Paramount, NBCU, Samsung and Roku all declined or did not respond to comment by press time.
Metz said that conversations with publishers over more granular content have been trending in the right direction since the 2021 upfronts, adding, “’21 was a hard, ‘No, we’ll think about it,’ ’22 was a hard, ‘No, we’re working on it’ and ’23 is a, ‘Yeah, we’re finally going to do something about it.’”
John Donahue, partner at programmatic consultancy Up and to the Right, which advises large brands like Diageo on media buys, also said that media companies had been more receptive to sharing show-level data since late 2022. As additional evidence of this trend, he pointed to the wider adoption of the Iris ID, an ad-tech solution that lets publishers pass contextual data along a common taxonomy, letting buyers get insight into content data.
Iris.TV has signed up over 50 publisher and broadcaster clients since the beginning of the 2022 upfront season, spanning more than 600 apps and FAST channels, said its CEO, Field Garthwaite. He added that without solutions like Iris or a more unified industry framework, the content data that advertisers are getting can be of little value because each publisher defines content values differently. For instance, an Iris and Basis analysis of 100,000 CTV ad impressions found the term “comedy” had over 743 variations.
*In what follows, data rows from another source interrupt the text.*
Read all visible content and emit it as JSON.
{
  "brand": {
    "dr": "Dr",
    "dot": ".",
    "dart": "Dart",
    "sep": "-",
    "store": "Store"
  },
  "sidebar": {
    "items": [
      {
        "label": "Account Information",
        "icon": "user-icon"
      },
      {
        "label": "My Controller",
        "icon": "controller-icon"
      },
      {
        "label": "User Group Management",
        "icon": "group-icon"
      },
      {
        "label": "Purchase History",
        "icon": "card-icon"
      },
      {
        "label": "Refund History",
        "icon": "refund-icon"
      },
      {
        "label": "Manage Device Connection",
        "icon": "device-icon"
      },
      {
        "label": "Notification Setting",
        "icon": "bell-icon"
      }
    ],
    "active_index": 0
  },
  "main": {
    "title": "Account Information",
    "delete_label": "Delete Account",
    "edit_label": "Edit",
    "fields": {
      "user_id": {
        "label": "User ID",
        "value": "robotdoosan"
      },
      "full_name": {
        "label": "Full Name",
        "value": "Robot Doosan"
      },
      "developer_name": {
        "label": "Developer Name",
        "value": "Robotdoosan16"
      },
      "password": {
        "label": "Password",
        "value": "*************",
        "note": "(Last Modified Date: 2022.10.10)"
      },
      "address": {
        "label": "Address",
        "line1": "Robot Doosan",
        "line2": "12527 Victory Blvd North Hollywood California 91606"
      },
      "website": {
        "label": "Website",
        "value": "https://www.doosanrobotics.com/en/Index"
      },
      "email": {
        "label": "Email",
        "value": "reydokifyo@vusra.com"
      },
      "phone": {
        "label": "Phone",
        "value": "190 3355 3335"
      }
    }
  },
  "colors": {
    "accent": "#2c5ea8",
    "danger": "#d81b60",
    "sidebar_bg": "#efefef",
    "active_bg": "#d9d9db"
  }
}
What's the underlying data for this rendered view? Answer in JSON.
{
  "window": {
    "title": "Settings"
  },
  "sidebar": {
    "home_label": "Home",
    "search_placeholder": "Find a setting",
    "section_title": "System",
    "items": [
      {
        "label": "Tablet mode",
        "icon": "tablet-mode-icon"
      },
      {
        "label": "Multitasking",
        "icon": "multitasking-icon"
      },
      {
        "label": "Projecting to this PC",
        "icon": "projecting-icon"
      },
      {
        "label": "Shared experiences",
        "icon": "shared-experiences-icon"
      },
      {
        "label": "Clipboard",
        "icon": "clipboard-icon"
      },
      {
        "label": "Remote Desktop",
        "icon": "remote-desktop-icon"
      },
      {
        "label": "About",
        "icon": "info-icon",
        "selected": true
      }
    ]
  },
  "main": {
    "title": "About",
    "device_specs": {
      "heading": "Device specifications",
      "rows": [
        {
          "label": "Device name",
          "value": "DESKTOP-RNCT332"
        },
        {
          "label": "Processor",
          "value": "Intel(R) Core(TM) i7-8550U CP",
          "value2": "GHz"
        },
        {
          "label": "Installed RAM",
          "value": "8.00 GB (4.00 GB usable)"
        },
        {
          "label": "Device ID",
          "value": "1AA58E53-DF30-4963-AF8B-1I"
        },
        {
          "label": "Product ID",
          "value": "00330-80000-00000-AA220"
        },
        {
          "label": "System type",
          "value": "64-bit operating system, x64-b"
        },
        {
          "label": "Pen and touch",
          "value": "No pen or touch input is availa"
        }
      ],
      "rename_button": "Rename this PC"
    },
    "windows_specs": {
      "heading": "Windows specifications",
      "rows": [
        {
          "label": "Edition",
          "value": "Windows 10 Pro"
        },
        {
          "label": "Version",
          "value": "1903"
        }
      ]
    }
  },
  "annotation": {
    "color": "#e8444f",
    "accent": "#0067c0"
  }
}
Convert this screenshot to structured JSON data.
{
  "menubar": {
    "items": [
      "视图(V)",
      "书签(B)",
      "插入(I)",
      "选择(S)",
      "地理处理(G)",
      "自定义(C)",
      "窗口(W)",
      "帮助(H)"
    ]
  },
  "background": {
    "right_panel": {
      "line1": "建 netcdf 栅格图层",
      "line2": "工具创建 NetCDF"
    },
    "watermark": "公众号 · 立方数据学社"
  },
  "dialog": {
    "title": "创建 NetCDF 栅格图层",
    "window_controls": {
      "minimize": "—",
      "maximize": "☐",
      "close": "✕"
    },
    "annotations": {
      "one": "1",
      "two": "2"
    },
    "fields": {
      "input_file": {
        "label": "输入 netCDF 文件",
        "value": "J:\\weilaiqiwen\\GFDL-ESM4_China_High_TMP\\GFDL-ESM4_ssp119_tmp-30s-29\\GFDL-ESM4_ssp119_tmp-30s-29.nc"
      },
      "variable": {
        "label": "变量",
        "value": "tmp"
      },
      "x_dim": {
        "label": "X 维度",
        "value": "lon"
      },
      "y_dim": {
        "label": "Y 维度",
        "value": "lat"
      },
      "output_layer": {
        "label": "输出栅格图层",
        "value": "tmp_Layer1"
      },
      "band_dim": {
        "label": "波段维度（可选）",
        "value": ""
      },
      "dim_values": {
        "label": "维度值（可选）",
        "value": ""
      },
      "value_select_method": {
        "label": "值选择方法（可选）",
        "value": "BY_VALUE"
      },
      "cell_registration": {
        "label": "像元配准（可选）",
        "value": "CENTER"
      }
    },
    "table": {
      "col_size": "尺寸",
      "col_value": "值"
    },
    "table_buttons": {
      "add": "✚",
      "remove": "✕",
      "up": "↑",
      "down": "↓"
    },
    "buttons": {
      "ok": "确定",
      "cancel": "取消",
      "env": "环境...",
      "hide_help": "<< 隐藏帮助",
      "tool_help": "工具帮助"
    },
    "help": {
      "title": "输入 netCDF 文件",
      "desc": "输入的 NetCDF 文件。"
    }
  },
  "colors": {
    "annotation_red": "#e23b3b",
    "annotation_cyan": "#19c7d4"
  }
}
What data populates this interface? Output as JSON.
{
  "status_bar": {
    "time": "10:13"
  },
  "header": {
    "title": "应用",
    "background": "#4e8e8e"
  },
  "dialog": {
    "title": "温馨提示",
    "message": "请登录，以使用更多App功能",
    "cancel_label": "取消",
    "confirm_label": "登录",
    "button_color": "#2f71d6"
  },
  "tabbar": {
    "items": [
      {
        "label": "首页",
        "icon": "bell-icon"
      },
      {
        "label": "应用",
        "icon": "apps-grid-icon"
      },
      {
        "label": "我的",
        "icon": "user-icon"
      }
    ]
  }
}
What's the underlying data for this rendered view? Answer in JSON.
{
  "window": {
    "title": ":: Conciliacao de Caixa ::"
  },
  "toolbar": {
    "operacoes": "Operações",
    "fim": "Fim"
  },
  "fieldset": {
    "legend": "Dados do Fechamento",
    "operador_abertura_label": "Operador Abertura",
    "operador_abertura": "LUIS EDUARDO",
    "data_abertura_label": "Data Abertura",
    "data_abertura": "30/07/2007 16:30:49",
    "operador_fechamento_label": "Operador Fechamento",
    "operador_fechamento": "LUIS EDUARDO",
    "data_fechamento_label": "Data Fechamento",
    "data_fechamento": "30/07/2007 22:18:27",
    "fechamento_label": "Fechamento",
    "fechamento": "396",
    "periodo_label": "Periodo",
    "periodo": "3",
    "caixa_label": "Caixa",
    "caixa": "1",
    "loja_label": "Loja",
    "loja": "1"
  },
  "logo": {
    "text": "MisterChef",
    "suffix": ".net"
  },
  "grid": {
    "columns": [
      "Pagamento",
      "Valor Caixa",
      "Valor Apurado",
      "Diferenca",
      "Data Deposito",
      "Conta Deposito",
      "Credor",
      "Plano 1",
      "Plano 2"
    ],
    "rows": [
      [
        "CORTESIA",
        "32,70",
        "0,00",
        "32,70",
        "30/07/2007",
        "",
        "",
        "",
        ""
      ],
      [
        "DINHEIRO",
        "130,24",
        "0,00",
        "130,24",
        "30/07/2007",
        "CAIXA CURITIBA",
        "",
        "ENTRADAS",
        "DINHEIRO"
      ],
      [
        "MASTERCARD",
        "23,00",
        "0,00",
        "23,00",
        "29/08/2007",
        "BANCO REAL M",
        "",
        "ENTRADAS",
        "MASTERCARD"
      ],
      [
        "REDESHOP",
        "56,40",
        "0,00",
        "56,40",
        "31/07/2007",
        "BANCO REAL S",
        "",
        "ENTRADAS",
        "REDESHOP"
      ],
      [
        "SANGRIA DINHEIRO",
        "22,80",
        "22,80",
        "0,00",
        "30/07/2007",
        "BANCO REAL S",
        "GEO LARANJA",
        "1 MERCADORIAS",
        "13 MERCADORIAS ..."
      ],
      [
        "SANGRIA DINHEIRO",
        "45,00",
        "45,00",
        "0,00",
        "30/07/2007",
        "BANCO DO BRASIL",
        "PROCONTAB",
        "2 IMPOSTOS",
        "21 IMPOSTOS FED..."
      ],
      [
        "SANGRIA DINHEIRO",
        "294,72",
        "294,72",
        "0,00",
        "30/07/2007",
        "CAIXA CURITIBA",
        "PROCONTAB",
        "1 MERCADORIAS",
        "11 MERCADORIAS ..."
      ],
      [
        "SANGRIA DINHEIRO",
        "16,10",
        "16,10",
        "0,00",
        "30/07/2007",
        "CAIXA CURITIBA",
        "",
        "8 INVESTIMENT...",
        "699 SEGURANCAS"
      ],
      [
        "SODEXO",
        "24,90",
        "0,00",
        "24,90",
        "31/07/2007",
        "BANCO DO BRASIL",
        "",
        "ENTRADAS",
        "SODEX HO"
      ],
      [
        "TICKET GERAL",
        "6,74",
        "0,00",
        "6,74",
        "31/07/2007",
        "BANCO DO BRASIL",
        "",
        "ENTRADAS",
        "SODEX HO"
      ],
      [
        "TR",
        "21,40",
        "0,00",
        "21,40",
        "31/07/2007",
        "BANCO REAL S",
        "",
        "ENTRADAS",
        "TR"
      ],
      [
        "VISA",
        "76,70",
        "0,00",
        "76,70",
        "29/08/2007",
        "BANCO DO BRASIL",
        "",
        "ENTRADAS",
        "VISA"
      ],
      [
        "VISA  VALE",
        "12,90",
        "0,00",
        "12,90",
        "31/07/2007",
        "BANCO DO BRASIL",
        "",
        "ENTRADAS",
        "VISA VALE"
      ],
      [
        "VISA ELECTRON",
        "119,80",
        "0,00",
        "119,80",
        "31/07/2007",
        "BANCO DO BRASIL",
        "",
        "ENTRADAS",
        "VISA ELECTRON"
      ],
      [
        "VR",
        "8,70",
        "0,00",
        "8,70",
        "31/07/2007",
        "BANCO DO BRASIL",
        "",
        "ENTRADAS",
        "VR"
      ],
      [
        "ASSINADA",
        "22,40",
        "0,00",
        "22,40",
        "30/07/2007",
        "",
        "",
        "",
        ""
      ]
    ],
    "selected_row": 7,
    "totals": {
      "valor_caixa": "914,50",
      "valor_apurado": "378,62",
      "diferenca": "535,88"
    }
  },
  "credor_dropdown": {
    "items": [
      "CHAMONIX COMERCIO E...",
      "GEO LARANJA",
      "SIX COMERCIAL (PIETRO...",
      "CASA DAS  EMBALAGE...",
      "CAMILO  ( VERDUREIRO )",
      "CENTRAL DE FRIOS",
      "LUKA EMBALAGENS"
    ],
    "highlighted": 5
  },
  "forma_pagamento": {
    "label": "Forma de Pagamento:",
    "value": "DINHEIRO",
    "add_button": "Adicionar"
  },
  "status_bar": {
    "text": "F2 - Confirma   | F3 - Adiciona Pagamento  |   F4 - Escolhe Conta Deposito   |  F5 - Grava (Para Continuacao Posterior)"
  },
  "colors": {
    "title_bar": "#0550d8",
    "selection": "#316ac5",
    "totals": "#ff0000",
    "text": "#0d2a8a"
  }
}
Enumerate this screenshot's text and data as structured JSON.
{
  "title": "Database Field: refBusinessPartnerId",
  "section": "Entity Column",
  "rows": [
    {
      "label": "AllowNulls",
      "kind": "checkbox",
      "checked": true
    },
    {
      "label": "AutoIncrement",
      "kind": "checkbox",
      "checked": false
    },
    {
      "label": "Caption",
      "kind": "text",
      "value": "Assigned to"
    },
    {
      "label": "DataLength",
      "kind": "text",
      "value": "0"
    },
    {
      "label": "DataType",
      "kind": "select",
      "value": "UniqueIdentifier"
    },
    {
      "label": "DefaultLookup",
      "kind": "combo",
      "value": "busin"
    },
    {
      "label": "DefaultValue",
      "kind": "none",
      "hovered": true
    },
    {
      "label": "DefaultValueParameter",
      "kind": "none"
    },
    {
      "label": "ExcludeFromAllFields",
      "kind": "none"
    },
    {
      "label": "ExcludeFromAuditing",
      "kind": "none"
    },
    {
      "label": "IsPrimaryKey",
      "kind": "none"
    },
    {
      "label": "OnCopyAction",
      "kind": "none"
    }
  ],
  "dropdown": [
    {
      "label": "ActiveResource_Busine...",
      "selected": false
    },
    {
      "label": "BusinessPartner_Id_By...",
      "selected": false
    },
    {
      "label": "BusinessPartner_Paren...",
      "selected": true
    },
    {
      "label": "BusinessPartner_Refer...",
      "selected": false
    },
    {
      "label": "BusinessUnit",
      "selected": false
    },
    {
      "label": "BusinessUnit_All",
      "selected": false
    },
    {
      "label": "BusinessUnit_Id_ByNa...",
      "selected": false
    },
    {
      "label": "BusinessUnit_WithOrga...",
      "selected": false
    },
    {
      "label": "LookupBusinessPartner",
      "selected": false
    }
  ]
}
Not all buyers are optimistic that content data sharing will continue to improve.
“The ecosystem isn’t moving materially even if some people are finding pockets of better access,” said a brand media buyer, who wasn’t authorized to talk to the press.
As buyers wait for more robust content data from publishers, some are turning to ad-tech intermediaries for solutions.
For example, Rain the Growth Agency is working on evaluating CTV buys based on quality scores given by The Trade Desk and then using Chalice Custom Algorithms to optimize its bid strategy toward this quality media, Nyurenberg said.
A media executive at a CPG brand, who also wasn’t authorized to talk to the press, said the company prefers buying CTV programmatically because they can use verification firms like Integral Ad Science to gain assurance on their buys.
“Biddable programmatic buys have a bit more accountability to them at the moment than direct deals,” the executive said.
He added that these dynamics have eroded some of the pricing advantages of buying via the upfront. After all, a cheaper media buy is only worth so much if it doesn’t come with transparency.
A shifting of the tides?
Will buyers ever get full content transparency? Metz sees it as likely, explaining that, unlike in past years, streamers are now more mature and face more competition from each other and other platforms, especially during the writers strike.
“They are not YouTube. They are not TikTok. They are not UGC,” Metz said. “They actually should be leveraging the value of their content, and they can’t do that unless they’re transparent with what they’re running.”